Cheng Shi, Yang Yan, Zhou Yong, Xiang Wei, Yao Hua, Ma Ling
Department of Nutrition and Food Hygiene, School of Public Health, Xinjiang Medical University, Urumqi, Xinjiang 830011, P.R. China.
Department of Child Healthcare, People's Hospital (Children's Hospital) North Hospital, Urumqi, Xinjiang 830011, P.R. China.
Exp Ther Med. 2018 Apr;15(4):3659-3665. doi: 10.3892/etm.2018.5855. Epub 2018 Feb 12.
The development of nonalcoholic fatty liver disease (NAFLD) is caused by the steatosis of hepatocytes, which induces oxidative stress (OS). Thus, OS has an important role in the development of NAFLD. In the present study, the L-02 hepatocyte cell line was used to develop a steatosis cell model. The best model was determined using an MTT assay and the triglyceride levels. Model cells were treated with high concentrations of uric acid (UA; 0, 5, 10, 20 and 30 mg/dl) for 24, 48, 72 and 96 h. Indicators of oxidation were then measured, which included total superoxide dismutase (SOD), malonaldehyde (MDA) and reduced glutathione (GSH), and the transcriptional and translational levels of SOD1 and γ-glutamate-cysteine ligase (γ-GCLC) were also determined. In addition, the intracellular levels of aspartate aminotransferase and alanine aminotransferase (ALT) were detected. The activity of SOD1 decreased over time and the result was supported by the results of western blotting. The transcriptional levels of SOD1 in model cells was significantly higher than untreated cells at 48 h. With the decreased levels of SOD1 and GSH, MDA increased in a time-dependent manner. The content of GSH decreased with time as well, which was also reflected in the results of western blotting. The transcriptional levels of γ-GCLC in all UA-treated groups were lower when compared with those observed in the model group. The activity of ALT tended to increase, depending on the duration of treatment. Treatment with 5 and 10 mg/dl UA had an antioxidative effect on the model cells, and 30 mg/dl UA treatment for 48 h increased OS in the cells.
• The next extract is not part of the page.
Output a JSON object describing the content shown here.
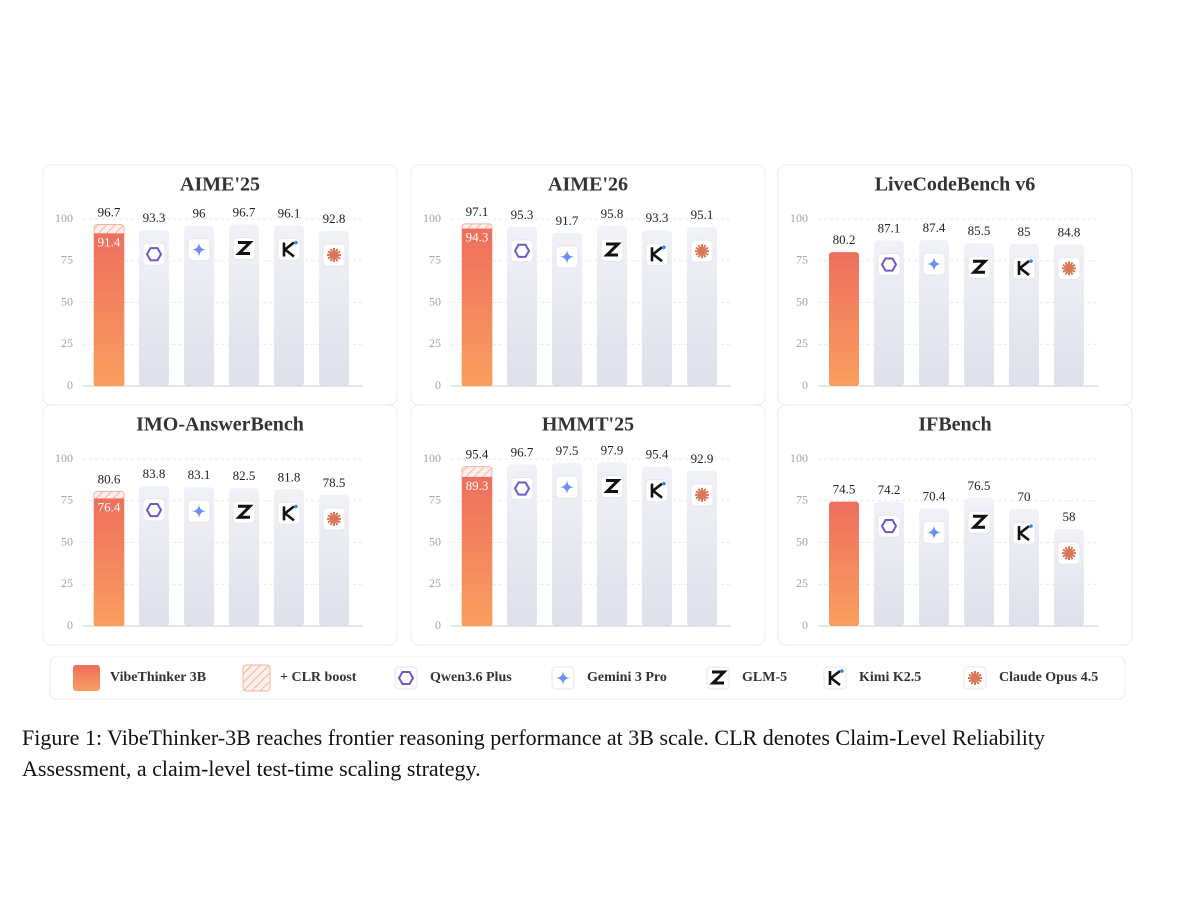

非酒精性脂肪性肝病(NAFLD)的发展是由肝细胞脂肪变性引起的,而肝细胞脂肪变性会诱发氧化应激(OS)。因此,OS在NAFLD的发展中起着重要作用。在本研究中,使用L-02肝细胞系建立脂肪变性细胞模型。通过MTT法和甘油三酯水平确定最佳模型。将模型细胞用高浓度尿酸(UA;0、5、10、20和30mg/dl)处理24、48、72和96小时。然后测量氧化指标,包括总超氧化物歧化酶(SOD)、丙二醛(MDA)和还原型谷胱甘肽(GSH),并测定SOD1和γ-谷氨酰半胱氨酸连接酶(γ-GCLC)的转录和翻译水平。此外,检测细胞内天冬氨酸转氨酶和丙氨酸转氨酶(ALT)的水平。SOD1的活性随时间下降,蛋白质免疫印迹结果支持了这一结果。模型细胞中SOD1的转录水平在48小时时显著高于未处理细胞。随着SOD1和GSH水平的降低,MDA呈时间依赖性增加。GSH的含量也随时间下降,这也反映在蛋白质免疫印迹结果中。与模型组相比,所有UA处理组中γ-GCLC的转录水平均较低。ALT的活性倾向于增加,这取决于处理持续时间。5和10mg/dl UA处理对模型细胞具有抗氧化作用,而30mg/dl UA处理48小时会增加细胞中的OS。